MOLA DI BARI - Alcuni studiosi preconizzarono già due decenni fa che le tecnologie dell’informazione e delle comunicazioni (Ict) avrebbero progressivamente determinato la «morte della distanza» tra l’azienda e i suoi lavoratori, rendendo il lavoro sempre più qualcosa da fare piuttosto che un luogo in cui andare.
In effetti, le Ict offrono grandi opportunità di innovazione nel lavoro organizzato.
«I luoghi in cui si lavora - spiega il professore Luigi Iannuzziello, ricercatore barese di Ingegneria informatica - i tempi di lavoro, le modalità di comunicazione e coordinamento dei lavoratori con le organizzazioni per cui lavorano stanno cambiando molto e velocemente in periodo di pandemia, in particolare grazie agli sviluppi della potenza dei device (dispositivi) mobili e del cloud-computing (la cosiddetta «nuvola informatica» che consente l’elaborazione e l’archiviazione dei dati) e alla riduzione dei loro costi».

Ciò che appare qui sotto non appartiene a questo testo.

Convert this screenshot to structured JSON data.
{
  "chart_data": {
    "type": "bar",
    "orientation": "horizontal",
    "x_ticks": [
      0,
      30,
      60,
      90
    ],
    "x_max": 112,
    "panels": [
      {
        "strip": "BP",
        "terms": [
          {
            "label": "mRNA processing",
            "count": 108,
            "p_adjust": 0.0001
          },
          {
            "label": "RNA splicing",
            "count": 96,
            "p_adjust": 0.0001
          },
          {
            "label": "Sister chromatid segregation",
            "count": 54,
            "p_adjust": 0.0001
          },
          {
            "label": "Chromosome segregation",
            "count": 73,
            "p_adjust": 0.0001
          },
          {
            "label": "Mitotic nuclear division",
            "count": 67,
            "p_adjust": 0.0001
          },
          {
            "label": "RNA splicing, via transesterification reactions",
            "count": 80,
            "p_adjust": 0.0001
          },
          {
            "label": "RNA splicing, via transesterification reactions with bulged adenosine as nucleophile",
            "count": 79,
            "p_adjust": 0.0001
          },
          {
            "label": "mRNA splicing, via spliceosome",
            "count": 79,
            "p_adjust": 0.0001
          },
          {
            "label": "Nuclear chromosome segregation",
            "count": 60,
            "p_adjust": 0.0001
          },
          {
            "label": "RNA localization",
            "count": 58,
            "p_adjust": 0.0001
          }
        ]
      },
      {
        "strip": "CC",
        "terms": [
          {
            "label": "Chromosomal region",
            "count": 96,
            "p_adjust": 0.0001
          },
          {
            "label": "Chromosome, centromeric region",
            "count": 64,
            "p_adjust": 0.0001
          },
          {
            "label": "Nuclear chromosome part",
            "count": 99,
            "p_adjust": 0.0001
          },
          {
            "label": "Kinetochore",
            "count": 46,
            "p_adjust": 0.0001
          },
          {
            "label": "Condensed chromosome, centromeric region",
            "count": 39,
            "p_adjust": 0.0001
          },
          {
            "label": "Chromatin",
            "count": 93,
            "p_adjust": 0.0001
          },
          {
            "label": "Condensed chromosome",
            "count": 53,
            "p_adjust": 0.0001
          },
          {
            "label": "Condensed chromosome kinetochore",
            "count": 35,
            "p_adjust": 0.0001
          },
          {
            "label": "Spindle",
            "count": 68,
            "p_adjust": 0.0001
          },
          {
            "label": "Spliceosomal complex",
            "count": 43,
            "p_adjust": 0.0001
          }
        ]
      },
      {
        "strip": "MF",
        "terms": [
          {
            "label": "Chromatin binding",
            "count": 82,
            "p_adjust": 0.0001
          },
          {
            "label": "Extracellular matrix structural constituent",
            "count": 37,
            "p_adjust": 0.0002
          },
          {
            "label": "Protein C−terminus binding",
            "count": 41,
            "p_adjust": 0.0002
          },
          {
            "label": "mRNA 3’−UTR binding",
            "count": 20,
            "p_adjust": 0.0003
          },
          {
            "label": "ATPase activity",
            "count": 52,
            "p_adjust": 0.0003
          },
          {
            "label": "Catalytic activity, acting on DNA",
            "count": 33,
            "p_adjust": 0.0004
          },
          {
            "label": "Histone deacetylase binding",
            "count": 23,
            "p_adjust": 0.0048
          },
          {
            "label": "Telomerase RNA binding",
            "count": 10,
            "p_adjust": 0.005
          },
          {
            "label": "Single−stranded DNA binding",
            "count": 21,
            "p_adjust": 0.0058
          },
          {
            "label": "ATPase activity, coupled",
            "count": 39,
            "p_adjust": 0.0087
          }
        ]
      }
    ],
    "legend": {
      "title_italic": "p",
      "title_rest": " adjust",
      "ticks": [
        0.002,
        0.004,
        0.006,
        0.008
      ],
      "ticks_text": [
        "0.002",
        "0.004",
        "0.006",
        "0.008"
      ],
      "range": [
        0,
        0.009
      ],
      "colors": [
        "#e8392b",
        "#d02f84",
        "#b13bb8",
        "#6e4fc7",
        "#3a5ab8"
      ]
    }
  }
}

In tempo di Covid, in Italia, come nel resto d’Europa e del mondo, un numero in rapida crescita di lavoratori, aderisce a vari programmi di lavoro da remoto che varie organizzazioni hanno attivato per proseguire, lavorando a distanza, anche le proprie ricerche scientifiche. Una di queste storie viene «scritta» a Pasadena, città californiana di 130mila abitanti della Contea di Los Angeles, famosa perché ospita la Nasa (l’agenzia aerospaziale che nei giorni scorsi ha lanciato su Marte la sonda Perseverance) dove lavora la scienziata Sara Susca, 40enne ingegnere aerospaziale pugliese, di Mola di Bari, dal 2001 nell’agenzia aerospaziale, dove sta sviluppando insieme al gruppo di scienziati del Jet Propulsion Laboratory, il «dopo Perseverance»: la missione Spherex, la sonda che verrà lanciata nello spazio nel 2024.
Da quasi 20 anni negli States, dove completati gli studi al Politecnico di Milano, approdò con una borsa di dottorato ricerca dapprima all’Università di Santa Barbara in California e successivamente alla Honeywell a Minneapolis e poi ancora al Jpl della Nasa, l’ingegner Susca è tra le scienziate più note nel campo aerospaziale internazionale, per aver partecipato a diversi progetti e contribuito a numerose missioni. Abbiamo posto a Sara Susca qualche domanda.
Ingegnere, da quasi un anno, anche voi scienziati della Nasa, siete costretti a sviluppare parte delle vostre missioni, lavorando a distanza. Questo agevola o rendepiù difficile il vostro lavoro?
«Si è vero lavoriamo da casa, a meno che non devi lavorare su l’hardware. Dei più di cinquemila dipendenti del laboratorio Jpl della Nasa, solo pochi in realtà possono andare a lavorare in presenza. In realtà è molto difficile continuare a lavorare da casa perché non possiamo parlare facilmente. Il Covid ha reso il nostro lavoro molto difficile perché fondamentalmente le missioni nascono da un lavoro di squadra; purtuttavia la tecnologia ci è di grande aiuto».
Lei ora sta lavorando, nel ruolo di payload systems engineer (ingegnere di sistema) al progetto Spherex: di cosa si tratta?
«Spherex verrà lanciato nel 2024 per osservare l’universo e creare una mappa di centinaia di milioni di galassie, vicine e lontane, per capire e rilevare per esempio come l’universo si è espanso in pochi secondi dopo il big bang; per capire come si formano le galassie, come si forma l’acqua nei sistemi solari».
Prima di Spherex, la scienziata pugliese ha lavorato «cinque anni per la missione interplanetaria sulla sonda Europa Clipper che studia il pianeta Giove». Ha anche partecipato alla missione Psyche, «in particolare su Dsoc (in inglese, «Deep space optical communications», ovvero «sistema di comunicazione spaziale laser»); è una dimostrazione tecnologica della comunicazione optica, da 10-100 volte più veloce della comunicazione radio che usiamo ora per comunicare con i satelliti».
Grazie alla scienziata pugliese e al suo team, Dsoc viaggerà sulla sonda Psyche per scrutare altri segreti dell’universo.